One of the main themes is that of suspense created by personal conflict. This starts as early as in chapter one, when Mr Darcy tells Elizabeth they will deviate from their original plans, which were to journey the Lake District for their honeymoon, and to go to Paris instead. Elizabeth is left to ponder her husband’s true motives for the change as well as his intentions behind them. To make matters worse, Paris turns out to be a place where she learns that those around them think she’s beneath them. Their social background is amplified, the differences between them pointed out once again, and Elizabeth is left to wonder if it might be the cause for her husband’s distant behaviour. On top of that, Mr Darcy is seeking advice on a problem he won’t share with her. The lack of trust between them and the secret that is kept from her weigh heavier upon them each day. If anything, the journey through Europe only manages to strengthen Elizabeth’s fears. Was their marriage a mistake? Does Mr Darcy regret his choices?

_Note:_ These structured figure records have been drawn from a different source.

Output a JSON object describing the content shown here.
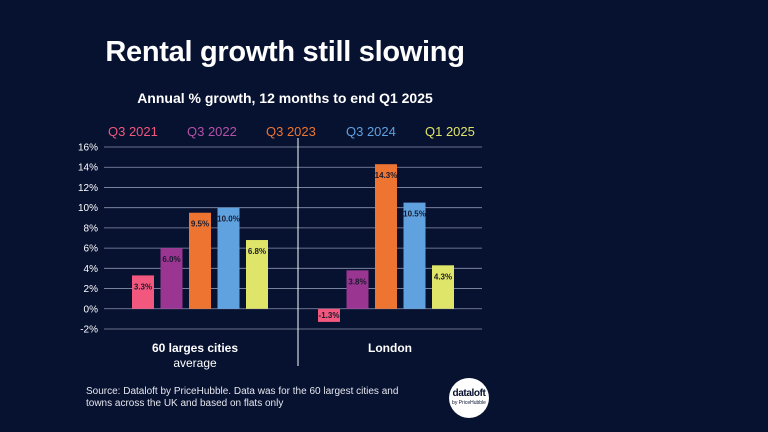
{
  "chart_data": {
    "type": "bar",
    "title": "Rental growth still slowing",
    "subtitle": "Annual % growth, 12 months to end Q1 2025",
    "groups": [
      {
        "label": "60 larges cities",
        "sublabel": "average"
      },
      {
        "label": "London",
        "sublabel": ""
      }
    ],
    "series": [
      {
        "name": "Q3 2021",
        "color": "#f2577d",
        "values": [
          3.3,
          -1.3
        ],
        "labels": [
          "3.3%",
          "-1.3%"
        ]
      },
      {
        "name": "Q3 2022",
        "color": "#9a3591",
        "values": [
          6.0,
          3.8
        ],
        "labels": [
          "6.0%",
          "3.8%"
        ]
      },
      {
        "name": "Q3 2023",
        "color": "#ee7531",
        "values": [
          9.5,
          14.3
        ],
        "labels": [
          "9.5%",
          "14.3%"
        ]
      },
      {
        "name": "Q3 2024",
        "color": "#5fa2df",
        "values": [
          10.0,
          10.5
        ],
        "labels": [
          "10.0%",
          "10.5%"
        ]
      },
      {
        "name": "Q1 2025",
        "color": "#dfe568",
        "values": [
          6.8,
          4.3
        ],
        "labels": [
          "6.8%",
          "4.3%"
        ]
      }
    ],
    "y_ticks": [
      "16%",
      "14%",
      "12%",
      "10%",
      "8%",
      "6%",
      "4%",
      "2%",
      "0%",
      "-2%"
    ],
    "y_tick_values": [
      16,
      14,
      12,
      10,
      8,
      6,
      4,
      2,
      0,
      -2
    ],
    "ylim": [
      -2,
      16
    ],
    "grid": true
  },
  "footnote": "Source: Dataloft by PriceHubble. Data was for the 60 largest cities and towns across the UK and based on flats only",
  "logo": {
    "main": "dataloft",
    "sub": "by PriceHubble"
  }
}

This story caries a feeling of suspense. The feeling that something’s amiss has embedded itself throughout the story arc. Rather than an action-packed tale – which many people expected upon reading the title – the adventures of Mr and Mrs Darcy are rather timid. All the while, the characters continue onward with a sense of dread filling them. The journey goes from scenery to scenery, new sights are described with meticulous detail, and the reader should therefore be prepared to enjoy a lot of travelling throughout the first 200 pages or so.
But, as this book counts only about 300 pages, when will the vampires arrive? Let me inform you that the title of this book, as well as the blurb on the back, are somewhat misleading. In the midst of the vampire and zombie hype, one would expect a story packed with action, blood and gore. The type of vampire we expect is either a dangerous all-eating Dracula or a glittering to-swoon-over Twilight Edward Cullen. This story doesn’t offer any of the expectations mentioned above in this paragraph. In fact, read back this review and keep your focus and mind on the travelling and suspense.

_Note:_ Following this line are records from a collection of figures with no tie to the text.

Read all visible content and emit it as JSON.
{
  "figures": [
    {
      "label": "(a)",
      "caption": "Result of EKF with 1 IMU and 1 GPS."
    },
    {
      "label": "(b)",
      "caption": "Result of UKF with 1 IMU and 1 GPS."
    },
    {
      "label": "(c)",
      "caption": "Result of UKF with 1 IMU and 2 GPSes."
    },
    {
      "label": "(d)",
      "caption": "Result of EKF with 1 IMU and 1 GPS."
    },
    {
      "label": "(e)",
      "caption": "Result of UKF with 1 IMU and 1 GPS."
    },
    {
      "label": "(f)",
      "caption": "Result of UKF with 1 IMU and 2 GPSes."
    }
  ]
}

Once you do get to the vampires, you might interpret the first part of the story in a different light. But it is not action-filled. The vampires might be dangerous but they are not out for throats or to gain as much blood as possible. In fact, this tale caries a sense of timid exploration, both in surroundings as well as in character, that somehow happens to involve vampires.
As this is a book I have in my personal collection of Jane Austen inspired novels, I will add a small section with more specific thoughts and opinions. When I bought this book I had a limited budget and an option between Pride and Prejudice and Zombies and this one.The choice I made was the best. I choose Mr Darcy, Vampyre, which disappointed me in the absence of vampires for most of the tale, but satisfied me in so many more. The characters don’t feel forced, they feel true to nature. I can imagine them in this situation. I enjoyed the beautiful places to which Amanda took me – a journey at a pace slow enough to visualize the countries she took me to. I realise the pace of the story might put some people off, but in a reality filled with deadlines (at the time) and obligations this tale felt like an escape, a way to relax.
If you enjoy travel literature then this will be a delightful surprise among the Austen inspired novels. It is sweet, it is light, despite the underlying sense of wrongness, and it takes one back to a time when travelling around the world was exotic and not as common or as easy as it is today. It’s in the spirit of 18th century travel books, think of Mary Wollstonecraft, Henry Fielding and Samuel Johnson.
Now I can imagine the disappointment of those who aren’t seeking a travel journal. But out of my collection I still think Mr Darcy, Vampyre is one of the dearer ones to me. It’s not too difficult plot-wise and it is filled with those little pleasures that make it, to me, a book to enjoy. Writing-style wise, it’s more modern than other Austen inspired books in my collection, but to me that only makes it an easier and more relaxing read. This book is definitely not everyone’s cup of tea, but to those that could possibly enjoy it, I would certainly recommend it.
[ Mr Darcy, Vampyre, is a (mostly) calm travel book, describing the honeymoon of Mr and Mrs Darcy, with a sense of underlying suspense and dread and vampires appearing near the end of the tale.